Everything I’ve worked for has been for the purpose of giving my mom a chance to leave the financially manipulative claws of my stepdad, a real shot at breaking away from his control.
He takes every cent she makes and hoards it over her head, alongside the accumulated stacks of debt he’s taken out in her name through the years.
“You’re wasting money on long-distance calls again.” Joe’s voice rumbles through the connection, closer to the phone than it should be. My hands start to shake, and I dig my fingernails into my palm, shoulders lined with tension.
“Just talking to Cassy, dear,” my mom whispers, further away from the mic now. I can picture her shrinking, making herself smaller in his presence.

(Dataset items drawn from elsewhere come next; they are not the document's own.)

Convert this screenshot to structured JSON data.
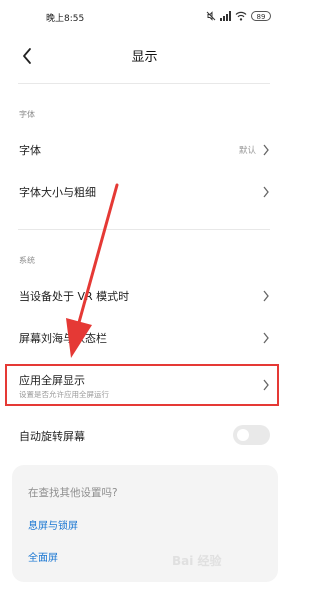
{
  "status_bar": {
    "time": "晚上8:55",
    "battery": "89"
  },
  "header": {
    "title": "显示"
  },
  "sections": {
    "font": {
      "label": "字体",
      "items": [
        {
          "title": "字体",
          "value": "默认"
        },
        {
          "title": "字体大小与粗细"
        }
      ]
    },
    "system": {
      "label": "系统",
      "items": [
        {
          "title": "当设备处于 VR 模式时"
        },
        {
          "title": "屏幕刘海与状态栏"
        },
        {
          "title": "应用全屏显示",
          "subtitle": "设置是否允许应用全屏运行"
        },
        {
          "title": "自动旋转屏幕",
          "toggle_on": false
        }
      ]
    }
  },
  "suggestions": {
    "question": "在查找其他设置吗?",
    "links": [
      "息屏与锁屏",
      "全面屏"
    ]
  },
  "watermark": "Bai 经验",
  "colors": {
    "accent_link": "#1976d2",
    "highlight": "#e53935",
    "arrow": "#e53935"
  }
}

“She doesn’t need to hear from you every day. What’s she gonna do, solve your problems from there?” His voice is getting closer, and I can hear Mom’s sharp intake of breath.
Then her voice returns to the speaker, artificial sunshine filling her voice.
“Cassy, baby, I’ve got to go make dinner. I’ll talk to you another time, okay?” Her voice shakes the tiniest fraction as she forces the words out in an enthusiastic tone.
My eyes grow blurry and full, but I keep my voice even. “Okay, Mom. I love you.”
“I love you, too, sweetheart.”
Three beeps. The line goes dead.
My phone suddenly pings with a text, and I see Mikhail’s name flash over the screen, but instead of viewing it, I flip the phone over. My lip quivers as silent tears overflow from my eyes, and I wrap myself tighter into the escape of my blanket.
Please, just let me out.
The words echo in my mind, seventeen-year-old me and current me bleeding together in this moment of helplessness.
Lashes fluttering, I press my swollen cheek to the side of my pillow and dream of a world where mothers are allowed to call their daughters, where doors stay unlocked, and where love doesn’t come with the price of silence.